Encouraged, I entered a local cowboy poetry contest, won first place, and blew my $20 prize money at a local bar.
I had discovered a passion and the courage to share it. The bad head gurgled and gulped.
Finally, for the first time since childhood, I danced in public as though no one were watching.
A friend insisted I join several partying women on the dance floor at a local affair. Ignoring the astonished look on my husband’s face, I shook my hips; I waved my hands; I bumped; I twisted; I shimmied down and, despite all odds, shimmied back up. In time to the music. I think.
That night, I danced retirement’s evil head to death, stomped it into the floor, kept my left thumb safe.

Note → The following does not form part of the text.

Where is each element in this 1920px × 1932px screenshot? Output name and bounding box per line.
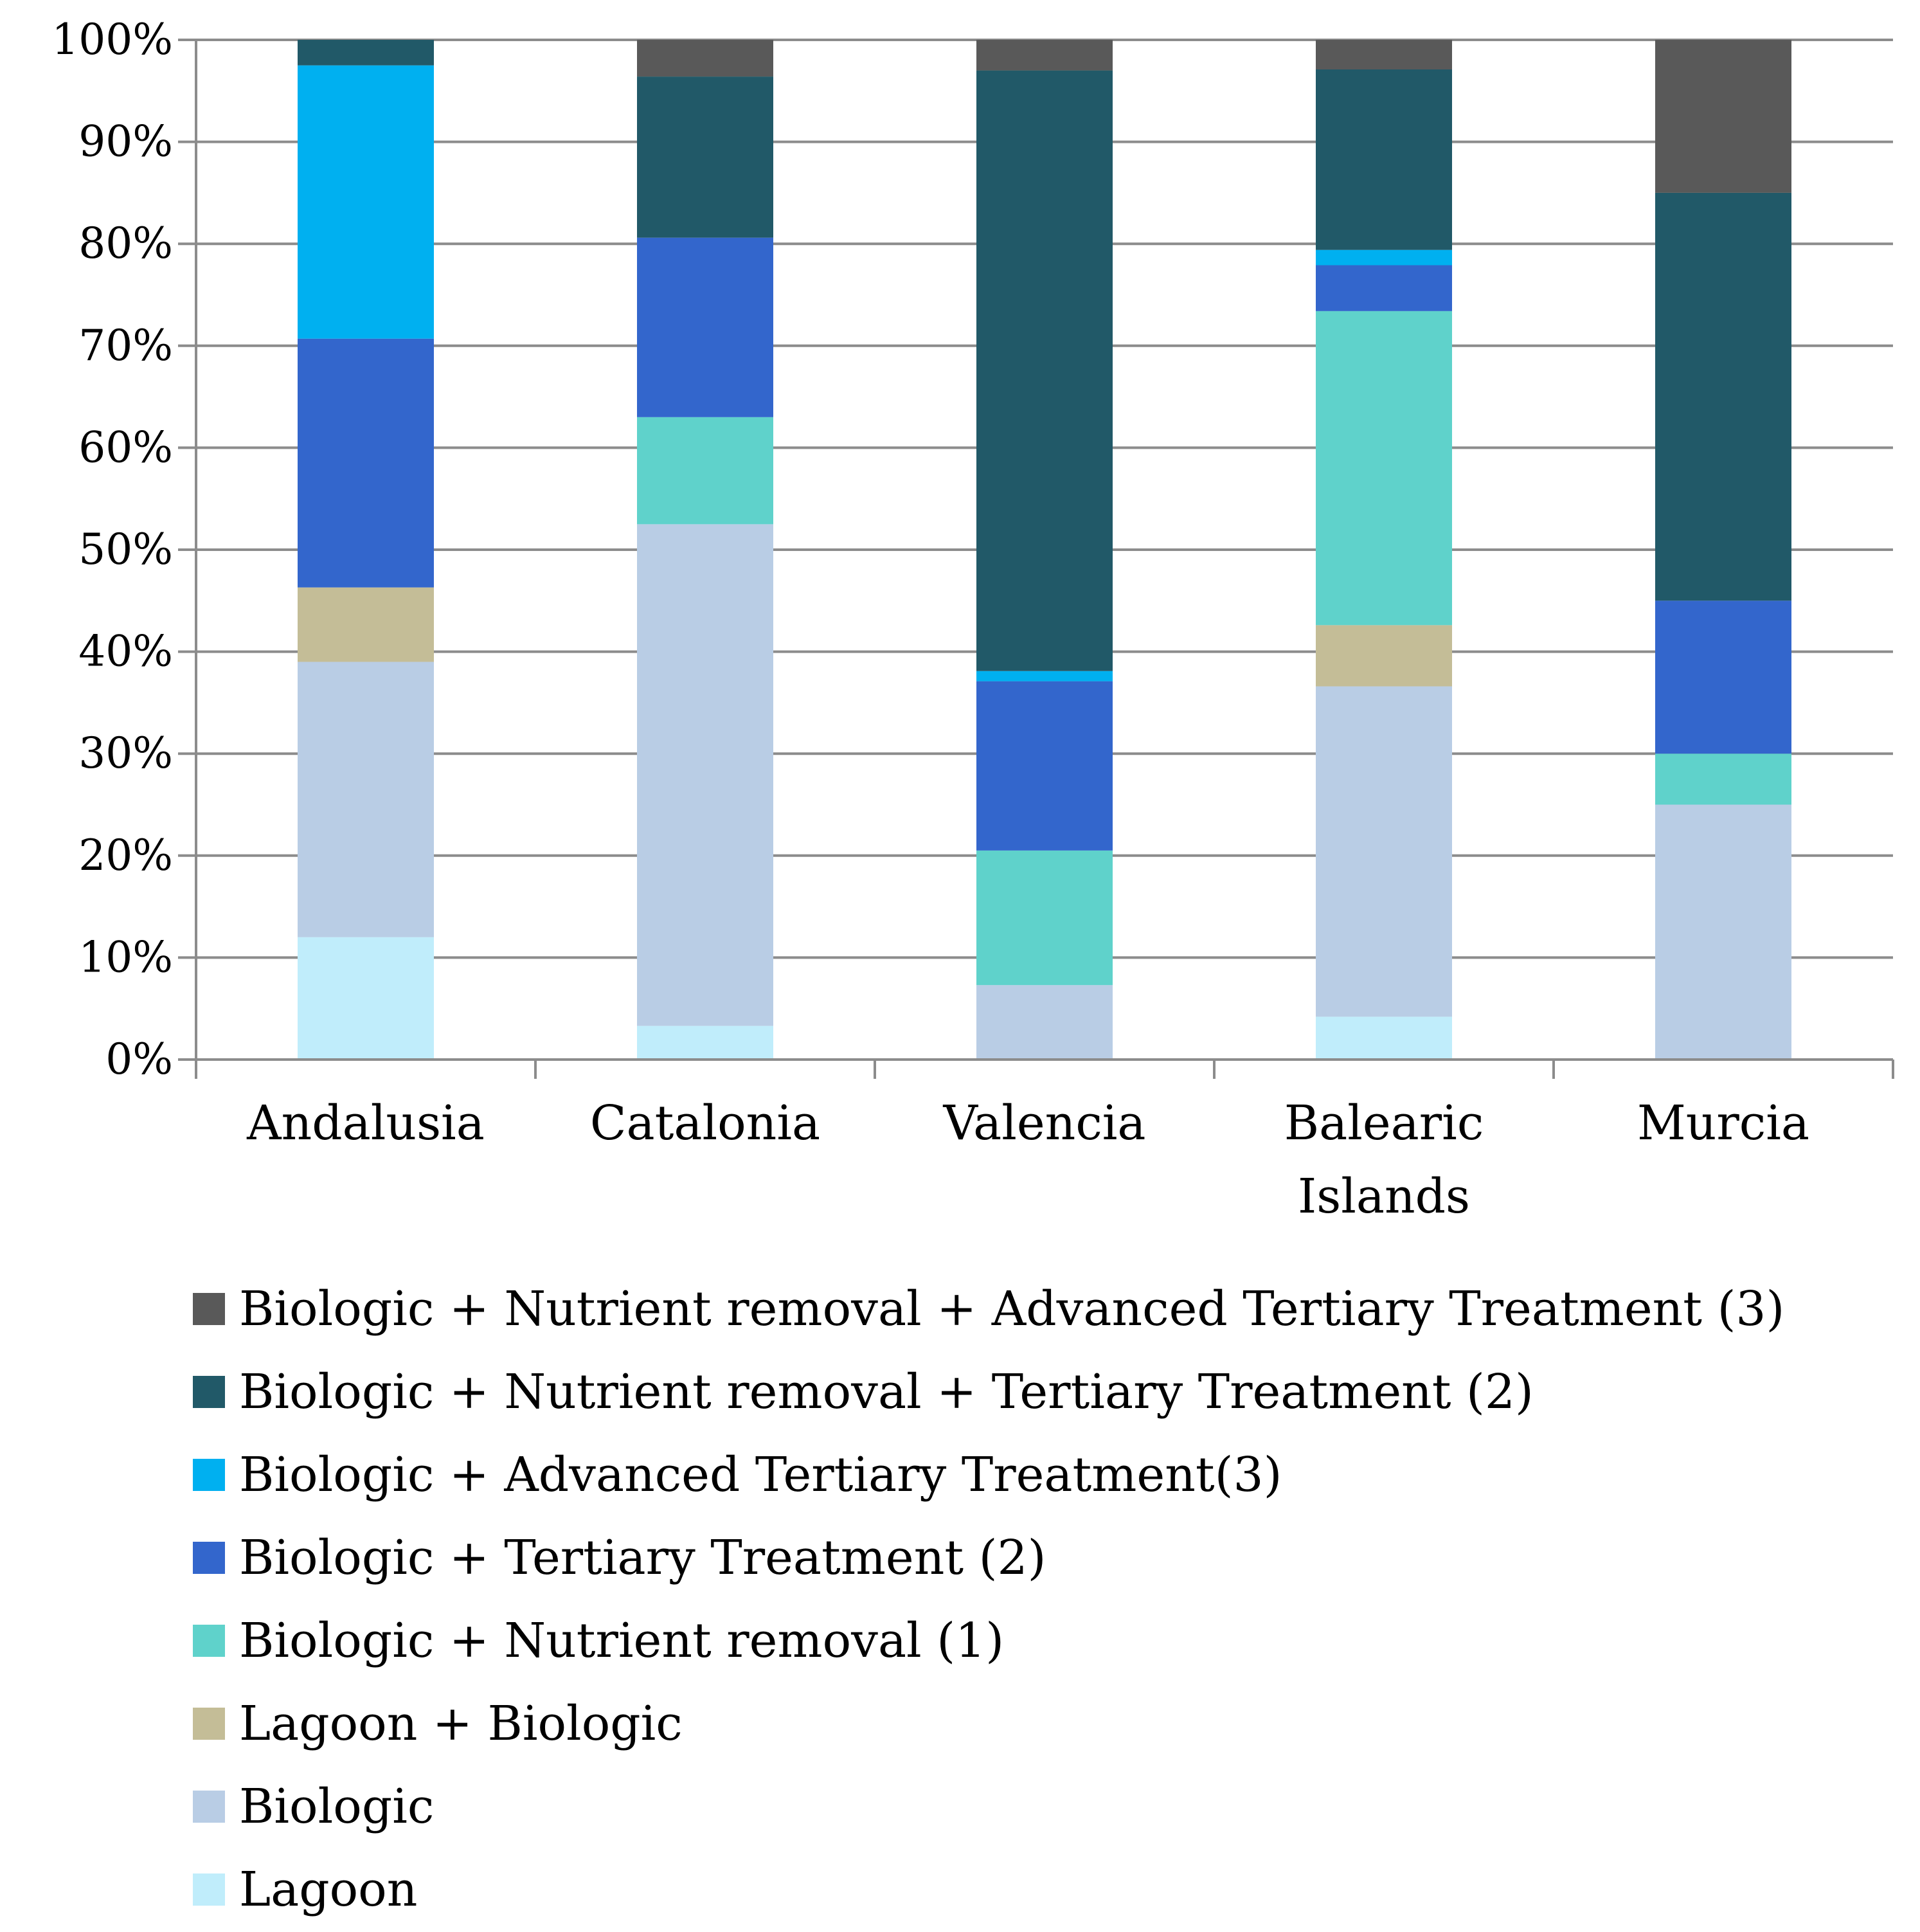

I nearly fell victim to the downside of retirement because, like many baby boomers, my job consumed me.
My life was career-centered and goal-oriented: another degree to earn, position to seek, skill to develop.
Others might retire, but I would work. When I died, my office would be enshrined, and a plaque hung: “Janet Sheridan worked here.”
Then in 2007, I grew weary and knew I must retire.
I started my new life like an angry teenager, flailing about for an identity, recoiling from the responsibility of planning and executing meaningful activities to fill the rest of my days.
Instead, I retreated into sloth: over-eating, over-sleeping, substituting novels for life.
But the good head, my head, persisted. I gave in, climbed out of my recliner, took classes — and danced.